More than 41,000 people are diagnosed with bowel cancer annually. It affects men and women almost equally and is the 2nd biggest cancer killer after lung cancer. Inflammatory Bowel Disease (IBD) affects more than 250,000 people and is currently incurable. IBD can begin in childhood and is a life-long condition. Irritable Bowel Syndrome is thought to affect up to 1 in 5 people during their lifetime, very often with symptoms strikingly similar to IBD, but with the absence of the inflammation and ulceration identified in those individuals. IBS is termed a “functional” disorder, others of which are constipation and faecal incontinence (FI). Both constipation and FI are very prevalent, with up to 1 in 10 people, predominantly women, experiencing chronic constipation and 1 in 50 requiring hospital treatment. There are 471,000 residential care home beds in the UK (compared with 170,000 in the NHS). Within this elderly care home population, 1 in 2 individuals is doubly incontinent.
What share of research funding does bowel disease receive?
Despite these staggering numbers, the ratio of funding into gastrointestinal conditions is one of the poorest of all. In 2012 the UK Health Research Analysis, compiled with data from the largest research funders in the UK identified that the investment in research in the area of oral and gastrointestinal disease was less than half of the equivalent burden that these diseases represent.
How will Bowel & Cancer Research make a difference?
The most significant development that Bowel & Cancer Research has supported is the launch of a National Centre for Bowel Research and Surgical Innovation, based at Barts & the London School of Medicine and Dentistry in London. This is enabling us to make strides in developing surgical and clinical trials in areas as diverse as colorectal cancer, faecal incontinence and constipation. Because it houses a specialist laboratory where scientists work directly with human tissue donated by patients, the National Centre has enabled researchers to pinpoint mechanisms which are unique to humans. This is having major implications for investigations into diseases such as Crohn’s and colitis as well as conditions such as obesity and chronic constipation. In bowel cancer research it is funding new genetic techniques to see if we can switch off a main gene implicated in bowel cancer development and if aspirin can make current therapies more effective.

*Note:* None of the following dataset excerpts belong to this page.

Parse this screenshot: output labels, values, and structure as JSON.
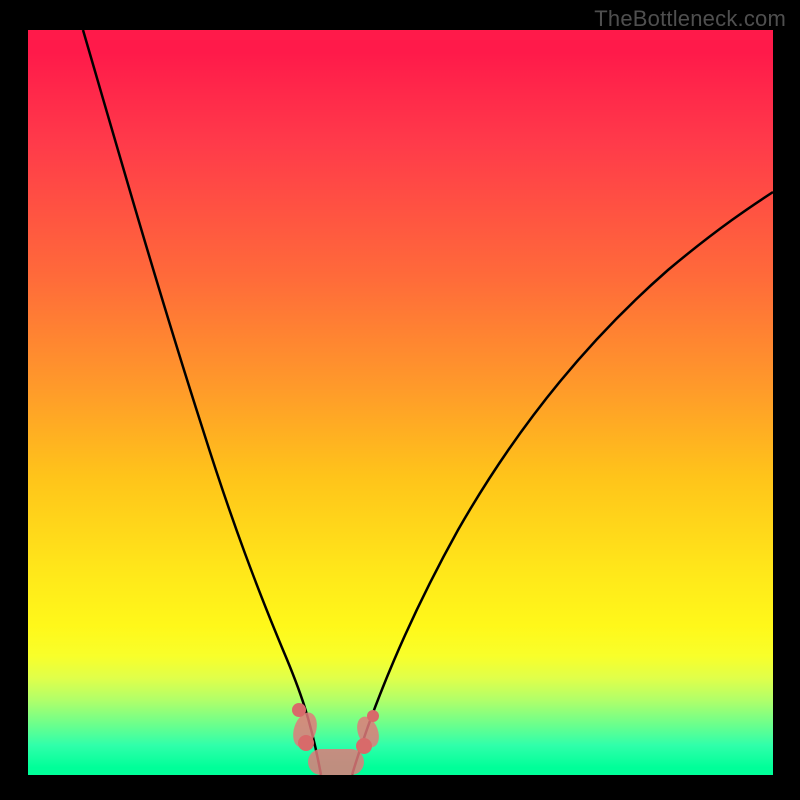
{
  "watermark": "TheBottleneck.com",
  "colors": {
    "background": "#000000",
    "watermark": "#4f4f4f",
    "curve": "#000000",
    "blob": "#e07a7a",
    "gradient_top": "#ff1a4a",
    "gradient_bottom": "#00ff99"
  },
  "chart_data": {
    "type": "line",
    "title": "",
    "xlabel": "",
    "ylabel": "",
    "xlim": [
      0,
      100
    ],
    "ylim": [
      0,
      100
    ],
    "grid": false,
    "legend": false,
    "series": [
      {
        "name": "left_curve",
        "x": [
          7,
          10,
          14,
          18,
          22,
          25,
          28,
          30,
          33,
          35,
          37,
          39
        ],
        "y": [
          100,
          90,
          78,
          64,
          50,
          38,
          27,
          20,
          12,
          7,
          3,
          0
        ]
      },
      {
        "name": "right_curve",
        "x": [
          43,
          46,
          50,
          55,
          60,
          66,
          73,
          80,
          88,
          96,
          100
        ],
        "y": [
          0,
          5,
          12,
          22,
          32,
          42,
          53,
          61,
          69,
          76,
          79
        ]
      }
    ],
    "annotations": [
      {
        "name": "highlighted_valley",
        "shape": "rounded_band",
        "x_range": [
          35,
          46
        ],
        "y_range": [
          0,
          10
        ],
        "color": "#e07a7a"
      }
    ]
  }
}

Where does Bowel & Cancer Research spend its money?
As well as having a strong link with the National Centre at Barts, Bowel & Cancer Research also supports high quality research anywhere around the UK. Funding covers disease or functional problems related to the bowel. This includes colorectal cancer, Inflammatory Bowel Disease and Irritable Bowel Syndrome as well as constipation and faecal incontinence. Most UK spend among the very large funders is directed towards understanding disease processes, so Bowel & Cancer Research focuses on diagnosis, treatment and management.

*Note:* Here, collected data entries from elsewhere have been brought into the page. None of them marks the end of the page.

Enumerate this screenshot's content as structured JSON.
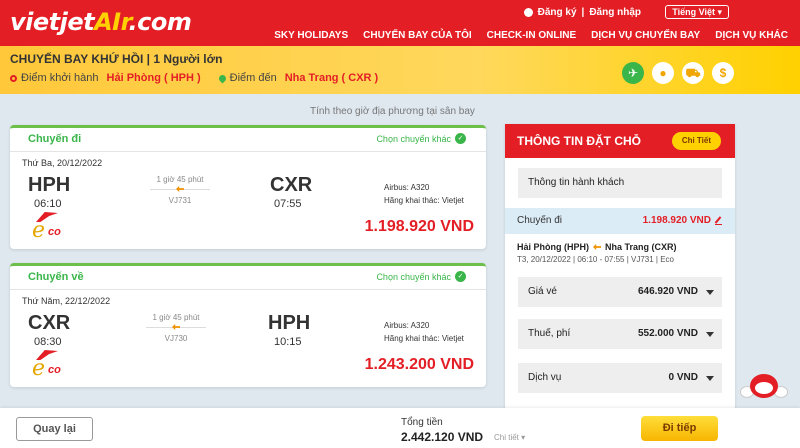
{
  "header": {
    "logo_main": "vietjet",
    "logo_air": "AIr",
    "logo_tld": ".com",
    "register": "Đăng ký",
    "separator": "|",
    "login": "Đăng nhập",
    "language": "Tiếng Việt",
    "nav": [
      "SKY HOLIDAYS",
      "CHUYẾN BAY CỦA TÔI",
      "CHECK-IN ONLINE",
      "DỊCH VỤ CHUYẾN BAY",
      "DỊCH VỤ KHÁC"
    ]
  },
  "trip": {
    "title": "CHUYẾN BAY KHỨ HỒI | 1 Người lớn",
    "origin_label": "Điểm khởi hành",
    "origin_city": "Hải Phòng ( HPH )",
    "dest_label": "Điểm đến",
    "dest_city": "Nha Trang ( CXR )",
    "step_icons": [
      "plane-icon",
      "user-icon",
      "cart-icon",
      "dollar-icon"
    ]
  },
  "note": "Tính theo giờ địa phương tại sân bay",
  "flights": [
    {
      "label": "Chuyến đi",
      "change": "Chọn chuyến khác",
      "date": "Thứ Ba, 20/12/2022",
      "from_code": "HPH",
      "from_time": "06:10",
      "to_code": "CXR",
      "to_time": "07:55",
      "duration": "1 giờ 45 phút",
      "flight_no": "VJ731",
      "aircraft": "Airbus: A320",
      "operator": "Hãng khai thác: Vietjet",
      "price": "1.198.920 VND",
      "fare_brand_e": "e",
      "fare_brand_co": "co"
    },
    {
      "label": "Chuyến về",
      "change": "Chọn chuyến khác",
      "date": "Thứ Năm, 22/12/2022",
      "from_code": "CXR",
      "from_time": "08:30",
      "to_code": "HPH",
      "to_time": "10:15",
      "duration": "1 giờ 45 phút",
      "flight_no": "VJ730",
      "aircraft": "Airbus: A320",
      "operator": "Hãng khai thác: Vietjet",
      "price": "1.243.200 VND",
      "fare_brand_e": "e",
      "fare_brand_co": "co"
    }
  ],
  "booking": {
    "title": "THÔNG TIN ĐẶT CHỖ",
    "detail_button": "Chi Tiết",
    "passenger_info": "Thông tin hành khách",
    "leg_label": "Chuyến đi",
    "leg_price": "1.198.920 VND",
    "route_from": "Hải Phòng (HPH)",
    "route_to": "Nha Trang (CXR)",
    "route_sub": "T3, 20/12/2022 | 06:10 - 07:55 | VJ731 | Eco",
    "fares": [
      {
        "label": "Giá vé",
        "value": "646.920 VND"
      },
      {
        "label": "Thuế, phí",
        "value": "552.000 VND"
      },
      {
        "label": "Dịch vụ",
        "value": "0 VND"
      }
    ]
  },
  "footer": {
    "back": "Quay lại",
    "total_label": "Tổng tiền",
    "total_value": "2.442.120 VND",
    "detail": "Chi tiết",
    "next": "Đi tiếp"
  }
}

What has Bowel & Cancer Research achieved?
The opening of the National Centre in 2012 was a major achievement and the springboard to exciting developments. The National Centre is the hub of a nationwide clinical network testing a range of interventions for people with bowel problems. Scientists using the human tissue laboratory, and helped by the charity’s funding, have discovered important changes in the bowel related to ageing and gender; how inflamed bowel registers pain and the bowel’s role in regulating appetite. These findings could have a profound effect on how we manage constipation in elderly people, pain for people with Inflammatory Bowel Disease and obesity and type II diabetes in future.
The charity is also supporting work into the effect of aspirin on bowel cancer and of probiotics in maintaining the function of bowel which is resting after surgery.
Can I get involved?
DEFINITELY. More than ever before the public is being invited to participate in all aspects of medical research. Bowel & Cancer Research supports a programme at the National Centre designed to involve members of the public in research. Visit www.bowelcancerresearch.org to find out more.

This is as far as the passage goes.